E A Sell-Off Day

Fertilizers sold briskly thanks to higher realized prices in North America and more overseas demand. What comes next is that the prospect of higher soybean and corn tariffs against the US will cause problems later in the current year and in 2019. Poor harvests last autumn in Russia and this spring in Argentina boosted NTR fertilizer demand YTD. NTR predicts continued US farm spending despite the trade war until the harvest, and if there is no resolution afterward "we will become more concerned," said CEO Chuck Magro. He may be right as I suggested in my opener. But I am a careful investor.

NTR revised its forecast for the full year without taking the politics into account, to EPS of $2.40-2.70 from $2.20-2.60. There are still many one-offs that may come into play later this year. The stock is up 5.4% to $57.30+. Sell half.

*Teva beat on profits but not on sales and the stock fell over 5% in European trading and 9% to $20.265 at the US opening but recovered a bit.

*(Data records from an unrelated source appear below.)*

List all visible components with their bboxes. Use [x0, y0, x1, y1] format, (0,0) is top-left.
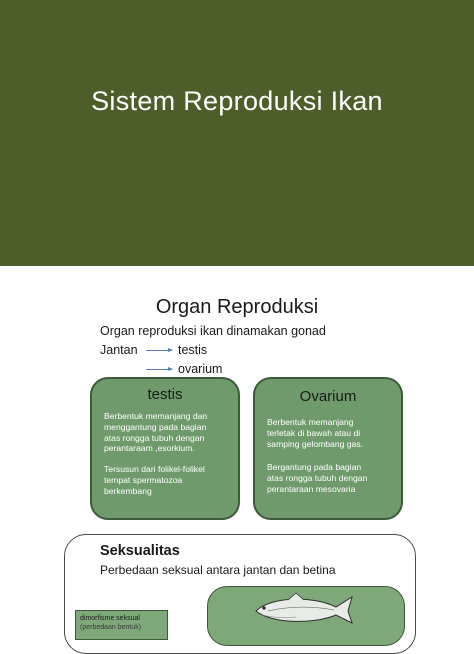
- slide-heading: Organ Reproduksi: [155, 296, 319, 318]
- slide-title: Sistem Reproduksi Ikan: [91, 86, 383, 116]
- testis-value: testis: [178, 343, 208, 357]
- fish-icon: [248, 589, 358, 631]
- card-paragraph: [267, 417, 363, 449]
- box-sublabel: (perbedaan bentuk): [80, 624, 142, 631]
- dimorphism-box: [75, 610, 168, 640]
- slide-subtitle: Perbedaan seksual antara jantan dan betina: [100, 563, 336, 577]
- ovarium-card: [253, 377, 403, 520]
- box-label: dimorfisme seksual: [80, 615, 140, 622]
- text-line: atas rongga tubuh dengan: [267, 472, 368, 483]
- arrow-right-icon: [146, 350, 172, 351]
- text-line: menggantung pada bagian: [104, 421, 207, 432]
- ovarium-value: ovarium: [178, 362, 223, 376]
- text-line: berkembang: [104, 485, 152, 496]
- text-line: tempat spermatozoa: [104, 474, 183, 485]
- text-line: atas rongga tubuh dengan: [104, 432, 205, 443]
- text-line: terletak di bawah atau di: [267, 427, 361, 438]
- seksualitas-slide: [0, 528, 474, 632]
- slide-heading: Seksualitas: [100, 543, 180, 559]
- card-title: Ovarium: [299, 388, 357, 405]
- testis-card: [90, 377, 240, 520]
- intro-text: Organ reproduksi ikan dinamakan gonad: [100, 324, 326, 338]
- card-title: testis: [147, 386, 183, 403]
- jantan-label: Jantan: [100, 343, 138, 357]
- organ-slide: [0, 266, 474, 528]
- arrow-right-icon: [146, 369, 172, 370]
- text-line: samping gelombang gas.: [267, 438, 364, 449]
- card-paragraph: [104, 464, 205, 496]
- title-slide: [0, 0, 474, 266]
- text-line: Berbentuk memanjang dan: [104, 411, 208, 421]
- card-paragraph: [267, 462, 367, 494]
- card-paragraph: [104, 411, 207, 454]
- text-line: perantaraam ,esorkium.: [104, 443, 195, 454]
- text-line: Bergantung pada bagian: [267, 462, 362, 472]
- text-line: Tersusun dari folikel-folikel: [104, 464, 205, 474]
- fish-image-box: [207, 586, 405, 646]
- text-line: Berbentuk memanjang: [267, 417, 354, 427]
- text-line: perantaraan mesovaria: [267, 483, 356, 494]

EPS was 78 cents vs the Capital IQ consensus of 64 cents excluding one-time items. For the half, it hit $1.71/sh. A bigger fall was in revenues fell 17.8% from the last Q2 to $4.7 bn and also missed the consensus of $4.75 bn, hit by a 29% of drip in generic sales in North America to $947 mn because of competition and a 46% drop in sales of out-of-patent Copaxone because of other generic makers competing in the multiple sclerosis space. TEVA also lost some of its own generics dominance with Concerta

Copaxone sales actually rose in Europe. Teva also was hurt by worries about its migraine drug meeting delays, but CEO Kåre Schultz says fremanezumab will get the FDA green light in mid-Sept. and will be priced to match Amgen's migraine drug price of $6000/yr per patient. Teva's drug is taken quarterly rather than monthly which may make it popular.

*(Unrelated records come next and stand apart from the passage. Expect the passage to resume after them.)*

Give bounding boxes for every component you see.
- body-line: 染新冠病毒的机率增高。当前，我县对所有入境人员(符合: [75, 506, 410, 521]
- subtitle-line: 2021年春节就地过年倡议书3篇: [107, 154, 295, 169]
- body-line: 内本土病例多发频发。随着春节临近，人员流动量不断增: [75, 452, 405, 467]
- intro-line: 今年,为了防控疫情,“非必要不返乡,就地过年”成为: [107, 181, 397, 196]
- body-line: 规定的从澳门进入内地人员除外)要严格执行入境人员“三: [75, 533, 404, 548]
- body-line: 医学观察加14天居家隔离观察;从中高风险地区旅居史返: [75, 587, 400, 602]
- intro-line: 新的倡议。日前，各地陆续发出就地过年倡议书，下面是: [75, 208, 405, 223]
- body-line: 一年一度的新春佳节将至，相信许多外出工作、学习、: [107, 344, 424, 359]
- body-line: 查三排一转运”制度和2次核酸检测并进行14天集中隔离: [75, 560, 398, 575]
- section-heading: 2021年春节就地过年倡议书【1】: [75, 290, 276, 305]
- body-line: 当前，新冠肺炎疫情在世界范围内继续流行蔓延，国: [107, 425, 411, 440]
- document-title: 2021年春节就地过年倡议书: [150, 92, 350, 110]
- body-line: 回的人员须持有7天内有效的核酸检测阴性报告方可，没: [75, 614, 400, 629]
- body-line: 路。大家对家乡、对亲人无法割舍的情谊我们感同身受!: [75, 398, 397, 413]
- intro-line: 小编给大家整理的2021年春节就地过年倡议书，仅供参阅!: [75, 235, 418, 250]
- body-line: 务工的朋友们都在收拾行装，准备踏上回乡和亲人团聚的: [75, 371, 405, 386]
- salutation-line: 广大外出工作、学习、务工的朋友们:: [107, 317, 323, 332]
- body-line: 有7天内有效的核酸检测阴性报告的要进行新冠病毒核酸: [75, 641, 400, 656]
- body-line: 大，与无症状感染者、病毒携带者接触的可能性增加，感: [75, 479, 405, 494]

He also blamed write-downs for producing a loss in the GAAP earnings from Actavis and the goodwill from Rimsa (of Mexico) but backed the non-GAAP numbers. These were errors by his predecessors.

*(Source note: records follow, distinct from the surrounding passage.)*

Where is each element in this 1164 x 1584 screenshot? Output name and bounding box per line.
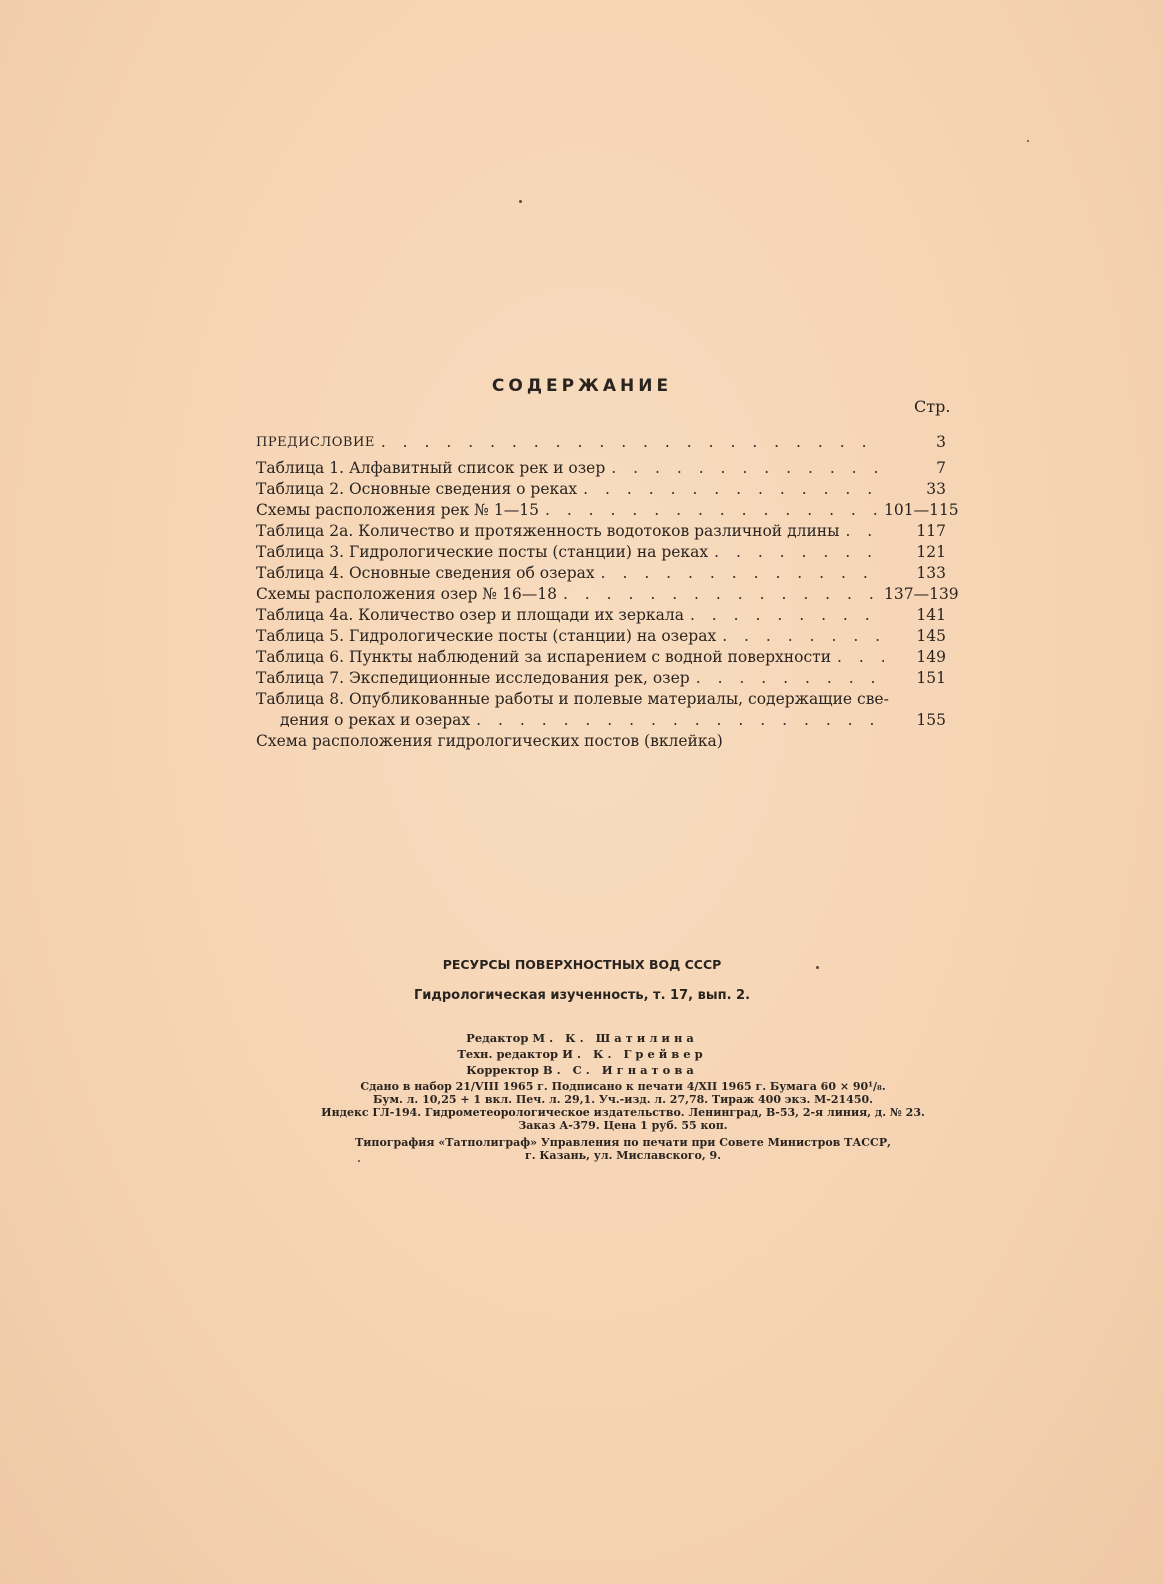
toc-entry-title: Таблица 5. Гидрологические посты (станции) на озерах (256, 627, 717, 645)
toc-leader-dots (716, 626, 884, 647)
credits (0, 1030, 1164, 1078)
proofreader-line: Корректор В. С. Игнатова (466, 1063, 698, 1077)
volume-title: Гидрологическая изученность, т. 17, вып. 2. (413, 988, 751, 1003)
toc-leader-dots (595, 563, 884, 584)
toc-entry-page: 133 (916, 564, 946, 582)
toc-leader-dots (690, 668, 884, 689)
toc-leader-dots (470, 710, 884, 731)
toc-entry-title: Таблица 6. Пункты наблюдений за испарением с водной поверхности (256, 648, 832, 666)
toc-entry-page: 7 (936, 459, 946, 477)
colophon-line: Заказ А-379. Цена 1 руб. 55 коп. (518, 1119, 728, 1132)
page-column-label: Стр. (914, 397, 951, 416)
toc-entry[interactable] (256, 563, 956, 584)
toc-entry[interactable] (256, 584, 959, 605)
paper-speck (816, 966, 819, 969)
toc-entry[interactable] (256, 521, 956, 542)
toc-entry[interactable] (256, 542, 956, 563)
toc-leader-dots (557, 584, 884, 605)
paper-speck (358, 1160, 360, 1162)
tech-editor-line: Техн. редактор И. К. Грейвер (457, 1047, 707, 1061)
toc-entry[interactable] (256, 605, 956, 626)
toc-leader-dots (577, 479, 884, 500)
colophon-line: Бум. л. 10,25 + 1 вкл. Печ. л. 29,1. Уч.-изд. л. 27,78. Тираж 400 экз. М-21450. (373, 1093, 873, 1106)
colophon-line: Типография «Татполиграф» Управления по печати при Совете Министров ТАССР, (355, 1136, 891, 1149)
toc-leader-dots (708, 542, 884, 563)
toc-entry-title: Схема расположения гидрологических постов (вклейка) (256, 732, 723, 750)
editor-line: Редактор М. К. Шатилина (466, 1031, 698, 1045)
toc-leader-dots (605, 458, 884, 479)
toc-entry[interactable] (256, 432, 956, 453)
editor-name: М. К. Шатилина (532, 1031, 698, 1045)
toc-entry-title: ПРЕДИСЛОВИЕ (256, 435, 375, 450)
colophon-line: Сдано в набор 21/VIII 1965 г. Подписано к печати 4/XII 1965 г. Бумага 60 × 90¹/₈. (360, 1080, 886, 1093)
toc-entry-title: Таблица 8. Опубликованные работы и полевые материалы, содержащие све- (256, 690, 889, 708)
paper-speck (1027, 140, 1029, 142)
toc-entry-page: 137—139 (884, 585, 959, 603)
toc-entry[interactable] (256, 500, 959, 521)
toc-entry-page: 151 (916, 669, 946, 687)
toc-entry[interactable] (256, 479, 956, 500)
toc-leader-dots (831, 647, 884, 668)
colophon-line: г. Казань, ул. Миславского, 9. (524, 1149, 722, 1162)
toc-entry-title: Таблица 1. Алфавитный список рек и озер (256, 459, 606, 477)
toc-entry-title: Таблица 4. Основные сведения об озерах (256, 564, 595, 582)
toc-entry-title: Таблица 2. Основные сведения о реках (256, 480, 578, 498)
colophon-line: Индекс ГЛ-194. Гидрометеорологическое издательство. Ленинград, В-53, 2-я линия, д. № 23. (321, 1106, 925, 1119)
series-title: РЕСУРСЫ ПОВЕРХНОСТНЫХ ВОД СССР (442, 957, 722, 972)
toc-entry-title: Таблица 4а. Количество озер и площади их зеркала (256, 606, 684, 624)
toc-entry-page: 33 (926, 480, 946, 498)
toc-entry[interactable] (256, 668, 956, 689)
table-of-contents (256, 432, 959, 752)
toc-entry-title: Таблица 3. Гидрологические посты (станции) на реках (256, 543, 709, 561)
toc-entry[interactable] (256, 458, 956, 479)
toc-entry-page: 141 (916, 606, 946, 624)
toc-entry[interactable] (256, 731, 956, 752)
toc-entry-title: Схемы расположения рек № 1—15 (256, 501, 539, 519)
toc-heading: СОДЕРЖАНИЕ (491, 376, 673, 396)
toc-entry[interactable] (256, 689, 956, 731)
toc-entry-page: 149 (916, 648, 946, 666)
toc-entry[interactable] (256, 626, 956, 647)
paper-speck (519, 200, 522, 203)
proofreader-name: В. С. Игнатова (542, 1063, 698, 1077)
tech-editor-name: И. К. Грейвер (562, 1047, 707, 1061)
toc-entry-page: 3 (936, 433, 946, 451)
toc-entry-title: Таблица 7. Экспедиционные исследования рек, озер (256, 669, 690, 687)
toc-leader-dots (375, 432, 884, 453)
colophon (288, 1080, 958, 1162)
toc-entry[interactable] (256, 647, 956, 668)
toc-entry-title-continued: дения о реках и озерах (280, 711, 471, 729)
toc-leader-dots (539, 500, 884, 521)
toc-entry-page: 117 (916, 522, 946, 540)
toc-entry-page: 121 (916, 543, 946, 561)
toc-entry-page: 155 (916, 711, 946, 729)
toc-leader-dots (839, 521, 884, 542)
toc-entry-title: Схемы расположения озер № 16—18 (256, 585, 557, 603)
toc-entry-page: 145 (916, 627, 946, 645)
toc-entry-title: Таблица 2а. Количество и протяженность водотоков различной длины (256, 522, 840, 540)
toc-leader-dots (684, 605, 884, 626)
toc-entry-page: 101—115 (884, 501, 959, 519)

Net debt was reduced in Q2 to $30.2 bn, down $600 mn from the close of Q1, mostly because of exchange rate factors although Mr. Schultz and CFO Mike McClellan spoke of it now being only $28.4 bn. Schultz also predicted that "the bottom of the valley" for TEVA will be next year and hasn't happened yet.

Upbeat Schultz raised Teva's full-year EBITDA guidance of $5.-5.3 bn from $4.9-5.2 bn and his free cash flow forecast to $3.2-3.4 bn from $3-3.2 bn excluding capital expenditure. His EPS prediction for the full year is $2.55-2.80 vs an estimate at the end of Q1 of $2.40-2.65. His revenue guidance was $18.5-19 bn for the year, unchanged. He says the restructuring program is on schedule. This is based on streamlining the different lines into a classic regional set-up merging specialties, generics, biosimilars, and patented drug marketing. He also said there would be no late-stage acquisitions but more organic growth with the focus on biosimilars and biologics which it is building a facility for in Germany.